Jim swayed with fatigue, wishing he could lie across the foot of the bunk. Basie was watching him in an expectant way. From his window he would have seen Jim at work in the hospital garden, and he was waiting for a few beans or tomatoes. Basie always demanded these tidbits, though he was generous in his own way. When Jim was younger Basie spent hours making toys for him out of copper wire and cotton reels, sewing exquisite fish flies that hung from free-floating buoys. On Jim’s birthdays it was only Basie who gave him a present.

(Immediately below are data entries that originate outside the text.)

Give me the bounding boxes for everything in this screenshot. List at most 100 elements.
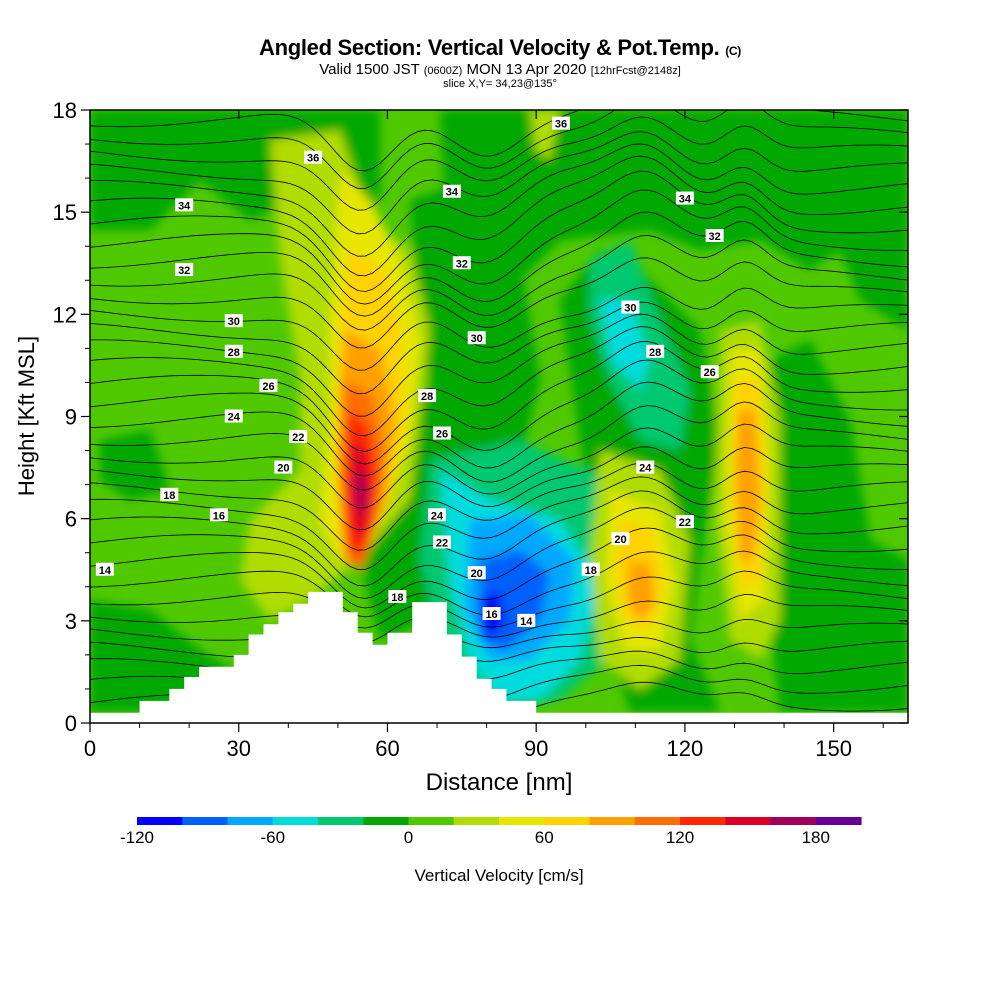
theta-label-bg <box>611 532 630 546</box>
x-axis: 0 30 60 90 120 150 <box>84 110 884 761</box>
field-blobs <box>90 110 908 712</box>
theta-label: 28 <box>421 391 433 403</box>
colorbar-swatch <box>499 817 545 825</box>
theta-label-bg <box>636 460 655 474</box>
y-tick-label: 18 <box>53 98 77 123</box>
theta-contour <box>90 446 908 531</box>
theta-contour <box>90 527 908 609</box>
theta-label-bg <box>675 191 694 205</box>
theta-contour <box>90 257 908 349</box>
theta-label-bg <box>551 116 570 130</box>
title-text: Angled Section: Vertical Velocity & Pot.… <box>258 35 720 60</box>
theta-label: 32 <box>178 265 190 277</box>
theta-label-bg <box>224 409 243 423</box>
theta-label: 22 <box>679 517 691 529</box>
forecast-info: [12hrFcst@2148z] <box>590 65 681 77</box>
theta-label-bg <box>259 378 278 392</box>
theta-label-bg <box>95 562 114 576</box>
theta-label: 36 <box>307 153 319 165</box>
theta-contour-lines <box>90 110 908 723</box>
vertical-velocity-field: 36 36 34 34 34 32 32 32 30 30 30 28 28 28 26 26 26 24 24 24… <box>90 110 908 723</box>
colorbar <box>137 817 862 825</box>
colorbar-tick-label: -120 <box>120 828 154 847</box>
theta-contour <box>90 211 908 317</box>
theta-contour <box>90 326 908 437</box>
theta-label: 32 <box>709 231 721 243</box>
theta-contour <box>90 507 908 599</box>
x-tick-label: 0 <box>84 736 96 761</box>
theta-label: 14 <box>520 616 533 628</box>
theta-label-bg <box>621 300 640 314</box>
colorbar-swatch <box>272 817 319 825</box>
terrain-mask <box>90 591 908 723</box>
theta-contour <box>90 423 908 509</box>
colorbar-swatch <box>453 817 500 825</box>
theta-label-bg <box>274 460 293 474</box>
theta-label-bg <box>224 314 243 328</box>
colorbar-swatch <box>363 817 410 825</box>
colorbar-label: Vertical Velocity [cm/s] <box>414 866 583 885</box>
theta-label-bg <box>428 508 447 522</box>
valid-prefix: Valid 1500 JST <box>319 61 420 78</box>
theta-label: 34 <box>446 187 459 199</box>
theta-contour <box>90 155 908 277</box>
slice-info: slice X,Y= 34,23@135° <box>443 78 557 90</box>
theta-contour <box>90 594 908 644</box>
theta-label-bg <box>388 589 407 603</box>
colorbar-swatch <box>227 817 274 825</box>
theta-label: 28 <box>228 347 240 359</box>
theta-label-bg <box>209 508 228 522</box>
field-region-orange-right2 <box>736 410 760 560</box>
theta-label-bg <box>675 515 694 529</box>
theta-label-bg <box>646 344 665 358</box>
theta-contour <box>90 301 908 395</box>
chart-titles: Angled Section: Vertical Velocity & Pot.… <box>0 35 1000 91</box>
theta-label: 24 <box>431 510 444 522</box>
theta-contour <box>90 490 908 587</box>
theta-contour <box>90 235 908 331</box>
colorbar-tick-label: 120 <box>666 828 694 847</box>
valid-zulu: (0600Z) <box>423 65 463 77</box>
theta-contour-labels: 36 36 34 34 34 32 32 32 30 30 30 28 28 28 26 26 26 24 24 24… <box>95 116 724 628</box>
colorbar-tick-label: 180 <box>802 828 830 847</box>
theta-label: 34 <box>679 194 692 206</box>
theta-label-bg <box>432 535 451 549</box>
theta-contour <box>90 170 908 293</box>
colorbar-swatch <box>634 817 681 825</box>
theta-label: 36 <box>555 119 567 131</box>
theta-label-bg <box>517 613 536 627</box>
colorbar-swatch <box>544 817 591 825</box>
field-region-cyan-upper <box>600 300 650 390</box>
colorbar-swatch <box>725 817 772 825</box>
theta-contour <box>90 189 908 305</box>
theta-label: 24 <box>639 463 652 475</box>
x-axis-label: Distance [nm] <box>426 769 573 796</box>
theta-label-bg <box>160 487 179 501</box>
theta-label-bg <box>467 566 486 580</box>
theta-label-bg <box>418 389 437 403</box>
colorbar-swatch <box>318 817 364 825</box>
theta-contour <box>90 359 908 465</box>
theta-label-bg <box>175 263 194 277</box>
theta-label: 30 <box>471 333 483 345</box>
y-tick-label: 6 <box>65 507 77 532</box>
theta-label: 26 <box>704 367 716 379</box>
y-tick-label: 9 <box>65 405 77 430</box>
theta-label: 30 <box>624 303 636 315</box>
theta-label-bg <box>289 429 308 443</box>
theta-label-bg <box>442 184 461 198</box>
colorbar-swatch <box>770 817 817 825</box>
theta-label: 20 <box>471 568 483 580</box>
x-tick-label: 120 <box>667 736 704 761</box>
theta-label: 26 <box>262 381 274 393</box>
theta-contour <box>90 341 908 452</box>
theta-contour <box>90 116 908 211</box>
theta-label: 34 <box>178 200 191 212</box>
theta-contour <box>90 618 908 663</box>
y-axis-label: Height [Kft MSL] <box>14 336 39 496</box>
theta-label: 16 <box>485 609 497 621</box>
y-tick-label: 12 <box>53 302 77 327</box>
theta-label-bg <box>700 365 719 379</box>
colorbar-tick-label: 0 <box>404 828 413 847</box>
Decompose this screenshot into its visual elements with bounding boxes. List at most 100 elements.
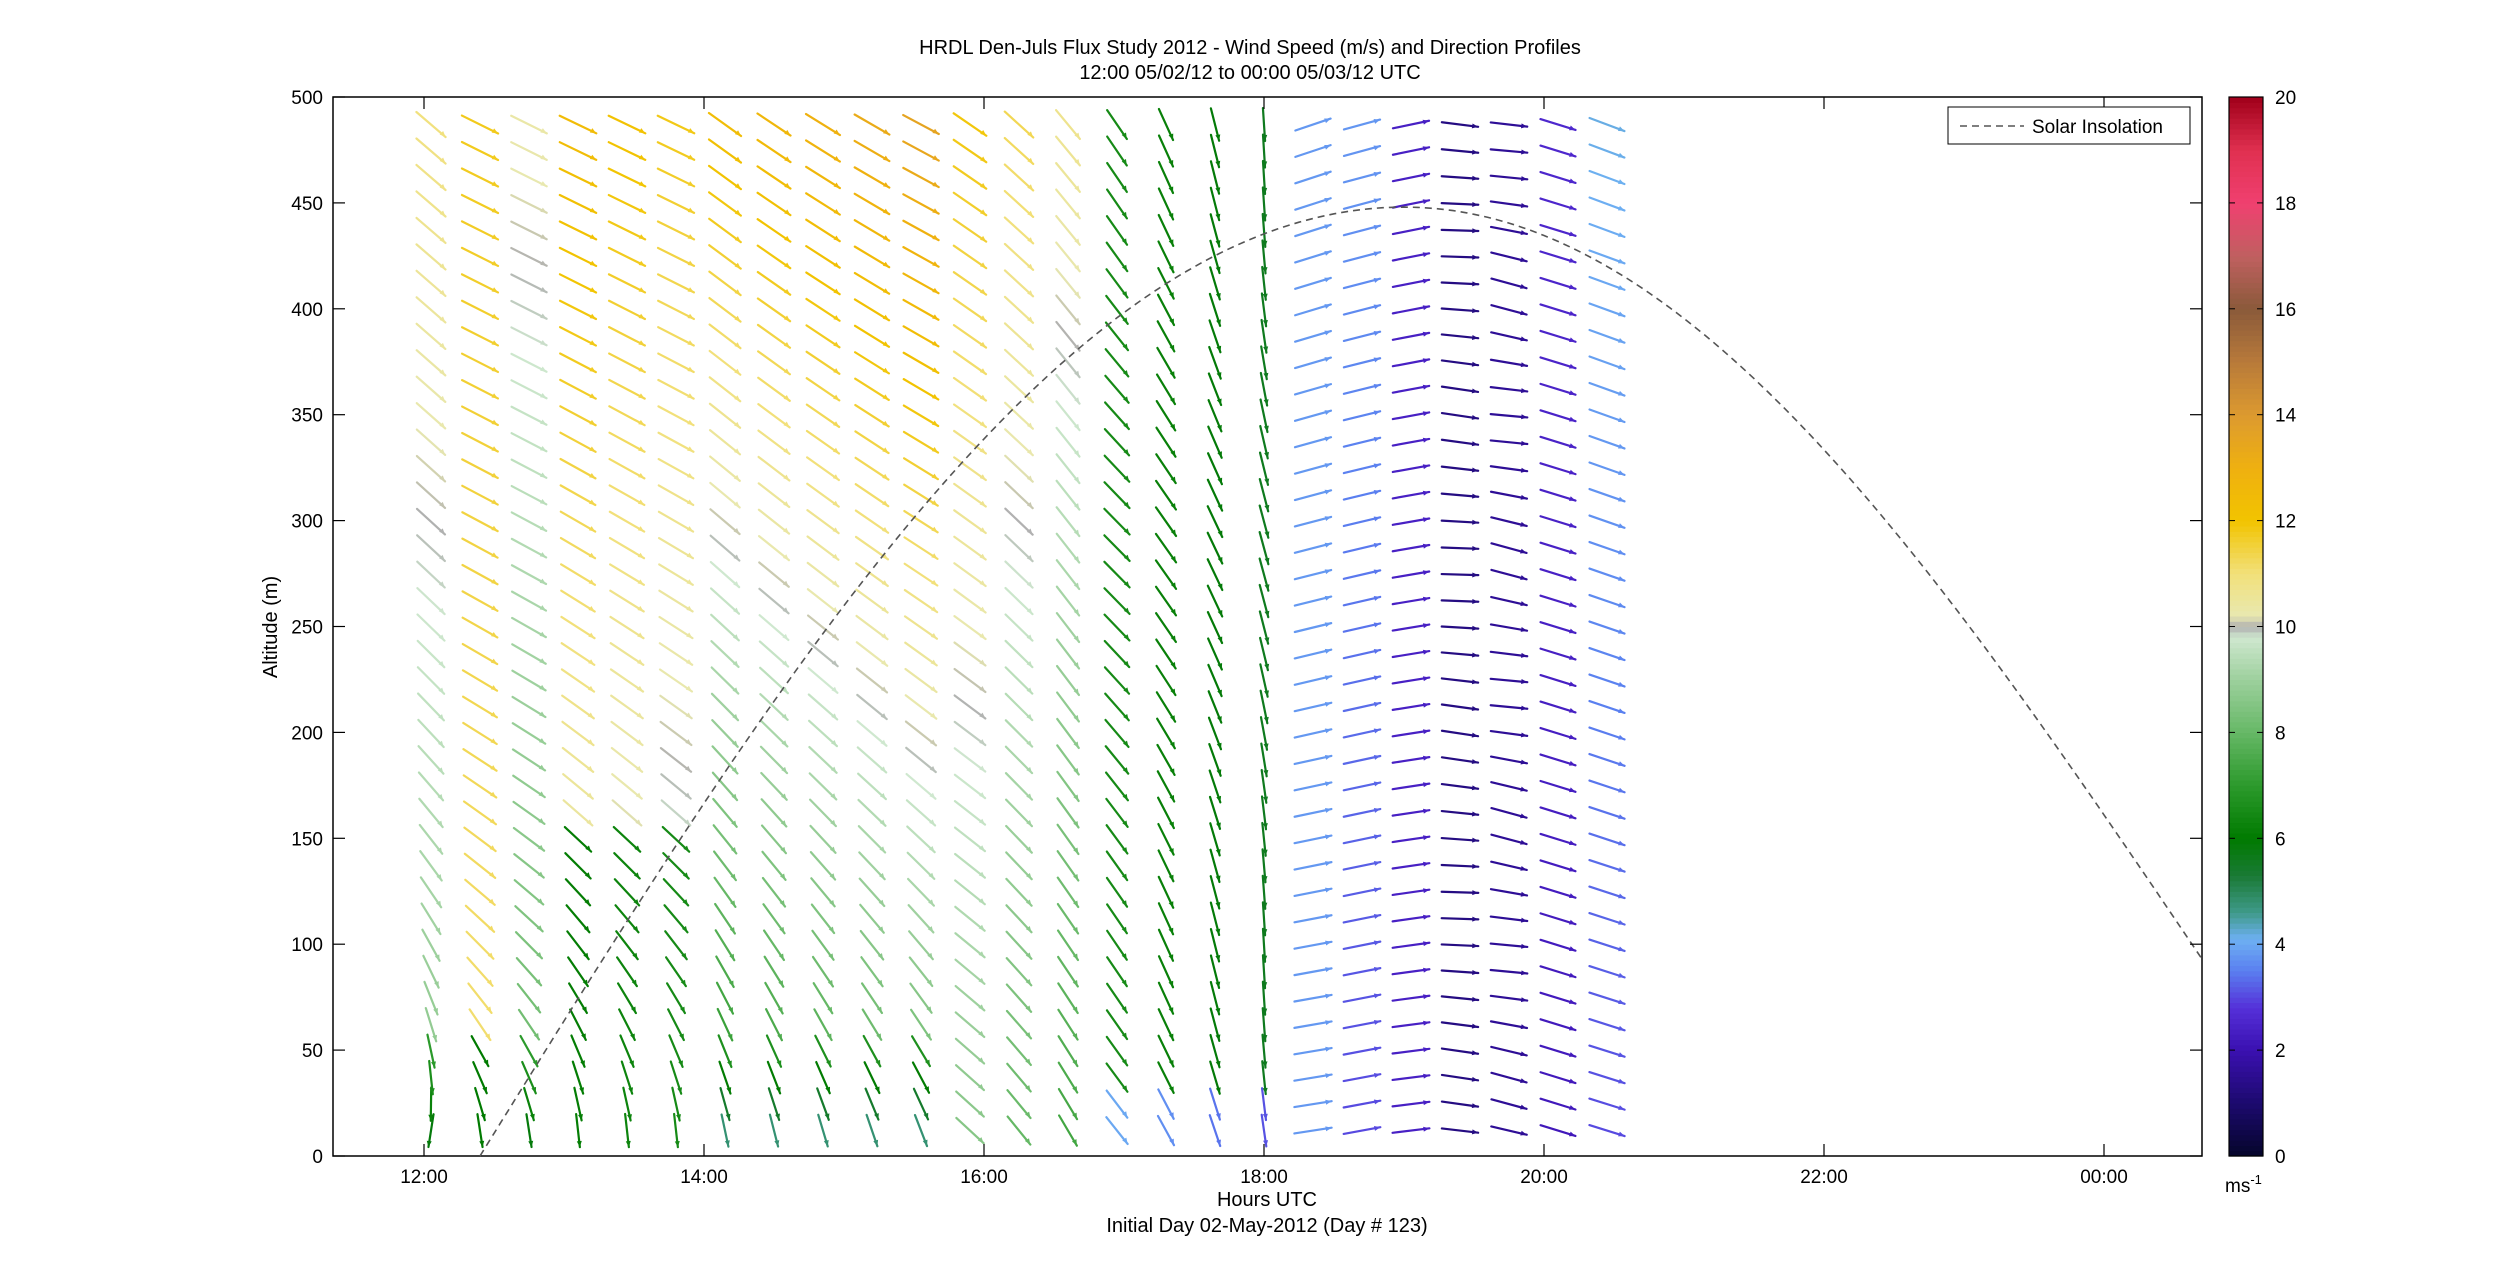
wind-arrow-head <box>437 767 444 774</box>
wind-arrow-head <box>978 818 986 825</box>
wind-arrow <box>1342 754 1382 765</box>
colorbar-band <box>2229 377 2263 384</box>
wind-arrow <box>463 852 497 880</box>
wind-arrow-head <box>686 605 693 612</box>
wind-arrow-head <box>879 793 886 800</box>
wind-arrow <box>461 537 499 559</box>
wind-arrow-head <box>1520 362 1528 368</box>
colorbar-band <box>2229 197 2263 204</box>
wind-arrow-head <box>1263 716 1269 724</box>
wind-arrow-head <box>832 500 839 507</box>
wind-arrow-head <box>1262 823 1268 830</box>
wind-arrow-head <box>539 472 547 478</box>
wind-arrow <box>1440 465 1480 472</box>
wind-arrow <box>806 561 840 588</box>
wind-arrow <box>1003 322 1035 351</box>
wind-arrow-head <box>1262 161 1268 168</box>
colorbar-band <box>2229 1018 2263 1025</box>
wind-arrow-head <box>1471 759 1479 765</box>
wind-arrow-head <box>1520 1078 1527 1083</box>
wind-arrow-head <box>877 953 884 960</box>
wind-arrow <box>464 878 496 906</box>
chart-subtitle: 12:00 05/02/12 to 00:00 05/03/12 UTC <box>1079 62 1420 84</box>
wind-arrow <box>607 273 647 294</box>
colorbar-band <box>2229 271 2263 278</box>
wind-arrow-head <box>830 819 836 827</box>
wind-arrow <box>510 590 548 612</box>
wind-arrow-head <box>1373 1020 1381 1025</box>
colorbar-band <box>2229 647 2263 654</box>
wind-arrow-head <box>1168 1060 1174 1067</box>
wind-arrow <box>1440 385 1480 394</box>
colorbar-band <box>2229 446 2263 453</box>
wind-arrow <box>416 587 446 616</box>
wind-arrow <box>461 695 499 719</box>
colorbar-band <box>2229 239 2263 246</box>
wind-arrow <box>1588 249 1626 265</box>
wind-arrow <box>1539 1124 1577 1138</box>
wind-arrow-head <box>878 899 885 906</box>
colorbar-band <box>2229 848 2263 855</box>
wind-arrow-head <box>929 739 937 746</box>
wind-arrow <box>807 614 839 641</box>
wind-arrow-head <box>1027 316 1034 323</box>
wind-arrow-head <box>733 474 740 481</box>
wind-arrow <box>658 668 694 693</box>
wind-arrow-head <box>1170 688 1176 696</box>
wind-arrow-head <box>1216 822 1221 829</box>
wind-arrow-head <box>531 1086 537 1094</box>
wind-arrow <box>756 165 792 190</box>
wind-arrow-head <box>540 287 547 293</box>
wind-arrow <box>608 352 646 374</box>
wind-arrow-head <box>931 473 938 480</box>
wind-arrow-head <box>490 658 498 665</box>
wind-arrow <box>953 773 987 800</box>
wind-arrow-head <box>540 393 547 399</box>
wind-arrow-head <box>780 820 787 827</box>
wind-arrow-head <box>980 156 987 163</box>
wind-arrow-head <box>1373 1073 1381 1078</box>
wind-arrow-head <box>1373 119 1381 124</box>
wind-arrow <box>1055 373 1081 405</box>
wind-arrow-head <box>1568 602 1576 607</box>
wind-arrow-head <box>1422 808 1430 814</box>
wind-arrow-head <box>638 287 646 293</box>
wind-arrow-head <box>1422 517 1430 523</box>
wind-arrow <box>461 431 499 453</box>
wind-arrow-head <box>491 366 498 372</box>
wind-arrow-head <box>491 313 498 319</box>
wind-arrow-head <box>733 501 740 508</box>
wind-arrow <box>1539 700 1577 714</box>
wind-arrow <box>656 114 696 135</box>
wind-arrow <box>756 112 792 137</box>
wind-arrow-head <box>1073 874 1079 881</box>
wind-arrow <box>1440 1127 1480 1134</box>
wind-arrow <box>418 823 444 855</box>
wind-arrow-head <box>1123 581 1130 588</box>
wind-arrow-head <box>1422 172 1430 178</box>
wind-arrow-head <box>439 369 446 376</box>
wind-arrow-head <box>1569 416 1576 422</box>
wind-arrow-head <box>685 659 693 665</box>
wind-arrow-head <box>928 899 934 906</box>
wind-arrow-head <box>1216 372 1222 379</box>
wind-arrow <box>1391 862 1431 870</box>
wind-arrow-head <box>540 340 547 346</box>
wind-arrow <box>460 167 500 188</box>
wind-arrow-head <box>1618 629 1625 634</box>
wind-arrow <box>1440 307 1480 313</box>
wind-arrow-head <box>1170 476 1176 484</box>
wind-arrow-head <box>1618 681 1625 687</box>
wind-arrow-head <box>782 580 789 587</box>
wind-arrow-head <box>679 1006 685 1014</box>
wind-arrow-head <box>589 419 596 426</box>
wind-arrow-head <box>1373 728 1381 734</box>
wind-arrow-head <box>1264 610 1270 618</box>
wind-arrow <box>1003 189 1035 218</box>
wind-arrow <box>708 296 742 323</box>
wind-arrow-head <box>1422 358 1430 364</box>
wind-arrow-head <box>1422 464 1430 470</box>
wind-arrow <box>1539 118 1577 132</box>
wind-arrow <box>464 904 496 933</box>
wind-arrow-head <box>687 393 694 399</box>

“Basie, I bought something for you . . . .” Jim took the two condoms from his pocket. Basie pulled a rusty biscuit tin from below his bunk. As he removed the lid Jim saw that the tin was packed with hundreds of the prophylactics, as the Americans called them. Once the original stock of cigarettes was exhausted, these grubby rubbers formed Lunghua Camp’s main unit of currency. The number in circulation had barely fallen in three years, not because there was little sexual intercourse at Lunghua, but for the reason that the contraceptives were too valuable as units of exchange to be used for idle purposes. Playing poker, the American sailors used stacks of the condoms as chips. It was doubly ironic, as Jim had heard Dr. Ransome remark, that their value continued to rise even though almost all the prisoners in the camp were either impotent or infertile.

Basie inspected the condoms, suspicious of their pristine condition.

“Where did you get these, Jim?”

“They’re good ones, Basie. That’s the best type.”

“Is that so?” Basie often accepted Jim’s expertise in unlikely areas. “Perhaps you were looking inside Dr. Ransome’s medical cabinet?”

“There weren’t any tomatoes, Basie. The air raid spoiled them.”

“Those Philippino pilots . . . Never mind. Tell me about Dr. Ransome’s cabinet. There were medicines there, I imagine.”

“Basie, there were a lot of medicines. Iodine, Mercurochrome . . .” In fact, the cupboard was bare. Jim tried to remember the medicine chest in his father’s bathroom and the strange names that summed up the mysterious world of the adult body. “ . . . pessaries, linctus, suppositories . . .”

“Suppositories? Lie down, Jim. You’re getting tired.” Basie put an arm around Jim’s shoulders. Together they gazed through the window at the crowd of prisoners waiting for the overdue ration truck from Shanghai. “Don’t worry, Jim, there’ll be plenty to eat soon. Forget all this talk about the Japs cutting our rations.”

“They might do it, Basie. We’re an embarrassment to them.”

“An embarrassment? Dr. Ransome is worrying you with all these words. Believe me, Jim, it’s going to take more than us to embarrass the Japs.” He reached under his pillow and brought out a small sweet potato. “You eat this while I work out our jobs. When you’ve finished, I’ll give you a Reader’s Digest you can take back to G Block.”

“Say, thanks, Basie!” Jim devoured the potato. He liked Basie’s cubicle. The abundance of objects, even if they were useless, was reassuring, like the abundance of words around Dr. Ransome. The Latin vocabulary and the algebraic terms were useless too, but they helped to make up a world. Basie’s confidence in the future encouraged him.

Sure enough, as he licked the last pith from his fingers, saving the skin for the evening, the military truck arrived from Shanghai with the prisoners’ food ration.